In the aquatic geochemical literature, a redox half-reaction is normally written for a multi-electron process (n > 2); e.g., sulfide oxidation to sulfate. When coupling two multi-electron half-reactions, thermodynamic calculations indicate possible reactivity, and the coupled half-reactions are considered favorable even when there is a known barrier to reactivity. Thermodynamic calculations should be done for one or two-electron transfer steps and then compared with known reactivity to determine the rate controlling step in a reaction pathway. Here, thermodynamic calculations are presented for selected reactions for compounds of C, O, N, S, Fe, Mn and Cu. Calculations predict reactivity barriers and agree with one previous analysis showing the first step in reducing O(2) to O(2) (-) with Fe(2+) and Mn(2+) is rate limiting. Similar problems occur for the first electron transfer step in these metals reducing NO(3) (-), but if reactive oxygen species form or if two-electron transfer steps with O atom transfer occur, reactivity becomes favorable.
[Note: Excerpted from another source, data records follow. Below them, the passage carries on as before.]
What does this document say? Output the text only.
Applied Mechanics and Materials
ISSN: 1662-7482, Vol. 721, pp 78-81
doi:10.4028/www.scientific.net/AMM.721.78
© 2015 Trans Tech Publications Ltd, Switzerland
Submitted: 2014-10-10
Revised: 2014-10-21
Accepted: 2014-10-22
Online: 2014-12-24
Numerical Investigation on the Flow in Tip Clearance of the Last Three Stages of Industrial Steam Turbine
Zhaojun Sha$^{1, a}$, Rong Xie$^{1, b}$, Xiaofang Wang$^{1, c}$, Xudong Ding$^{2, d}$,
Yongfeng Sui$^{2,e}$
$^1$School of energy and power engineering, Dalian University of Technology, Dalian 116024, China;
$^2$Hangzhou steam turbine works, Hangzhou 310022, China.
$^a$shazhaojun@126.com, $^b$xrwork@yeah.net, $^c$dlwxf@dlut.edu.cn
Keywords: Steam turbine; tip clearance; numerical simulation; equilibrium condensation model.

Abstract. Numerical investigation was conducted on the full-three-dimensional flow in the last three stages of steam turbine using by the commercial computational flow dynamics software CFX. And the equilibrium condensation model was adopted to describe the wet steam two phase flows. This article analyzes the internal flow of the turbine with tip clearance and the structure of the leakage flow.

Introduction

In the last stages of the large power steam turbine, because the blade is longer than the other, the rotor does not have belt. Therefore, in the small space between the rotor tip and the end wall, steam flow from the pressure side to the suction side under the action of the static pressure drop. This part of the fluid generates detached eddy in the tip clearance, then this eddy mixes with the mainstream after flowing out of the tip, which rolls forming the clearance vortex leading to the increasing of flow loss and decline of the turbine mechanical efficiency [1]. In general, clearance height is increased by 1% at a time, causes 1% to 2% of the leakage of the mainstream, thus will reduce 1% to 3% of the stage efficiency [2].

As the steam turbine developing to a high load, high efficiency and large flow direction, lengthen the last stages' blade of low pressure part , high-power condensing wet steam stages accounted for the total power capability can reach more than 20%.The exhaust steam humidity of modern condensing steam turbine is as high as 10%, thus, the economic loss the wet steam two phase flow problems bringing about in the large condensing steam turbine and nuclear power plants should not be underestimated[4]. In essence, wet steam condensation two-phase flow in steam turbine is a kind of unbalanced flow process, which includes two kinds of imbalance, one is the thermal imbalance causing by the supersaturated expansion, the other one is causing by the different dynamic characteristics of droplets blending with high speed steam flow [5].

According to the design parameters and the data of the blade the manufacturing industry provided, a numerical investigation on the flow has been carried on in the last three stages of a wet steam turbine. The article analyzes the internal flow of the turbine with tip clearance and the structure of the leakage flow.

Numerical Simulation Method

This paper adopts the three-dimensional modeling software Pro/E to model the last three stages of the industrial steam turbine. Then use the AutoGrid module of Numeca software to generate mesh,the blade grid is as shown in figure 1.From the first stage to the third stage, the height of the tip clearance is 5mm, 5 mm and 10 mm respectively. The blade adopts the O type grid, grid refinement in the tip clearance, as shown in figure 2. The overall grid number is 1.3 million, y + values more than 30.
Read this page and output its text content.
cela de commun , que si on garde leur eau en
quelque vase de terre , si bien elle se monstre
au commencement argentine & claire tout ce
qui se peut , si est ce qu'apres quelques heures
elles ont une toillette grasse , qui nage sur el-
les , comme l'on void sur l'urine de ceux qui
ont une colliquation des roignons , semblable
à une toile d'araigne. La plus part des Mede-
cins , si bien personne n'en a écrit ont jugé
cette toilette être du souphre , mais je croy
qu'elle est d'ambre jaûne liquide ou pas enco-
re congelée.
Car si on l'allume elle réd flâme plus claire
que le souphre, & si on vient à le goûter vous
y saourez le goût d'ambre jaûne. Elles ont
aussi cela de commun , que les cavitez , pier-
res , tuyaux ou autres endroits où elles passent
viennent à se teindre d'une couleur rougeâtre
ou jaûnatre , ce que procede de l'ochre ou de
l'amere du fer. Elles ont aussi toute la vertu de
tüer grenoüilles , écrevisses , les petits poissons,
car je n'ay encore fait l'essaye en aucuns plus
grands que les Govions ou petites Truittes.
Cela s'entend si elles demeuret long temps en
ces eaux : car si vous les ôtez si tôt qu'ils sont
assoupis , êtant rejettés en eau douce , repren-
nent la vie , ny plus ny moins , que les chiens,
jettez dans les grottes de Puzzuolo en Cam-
H(2)S and NH(4) (+) oxidation in a one-electron transfer step by O(2) is also not favorable unless activation of oxygen can occur. H(2)S oxidation by Cu(2+), Fe(III) and Mn(III, IV) phases in two-electron transfer steps is favorable but not in one-electron steps indicating that (nano)particles with bands of orbitals are needed to accept two electrons from H(2)S. NH(4) (+) oxidation by Fe(III) and Mn(III, IV) phases is generally not favorable for both one- and two-electron transfer steps, but their reaction with hydroxylamine and hydrazine to form N(2)O and N(2), respectively, is favorable. The anammox reaction using hydroxylamine via nitrite reduction is the most favorable for NH(4) (+) oxidation. Other chemical processes including photosynthesis and chemosynthesis are considered for these element-element transformations.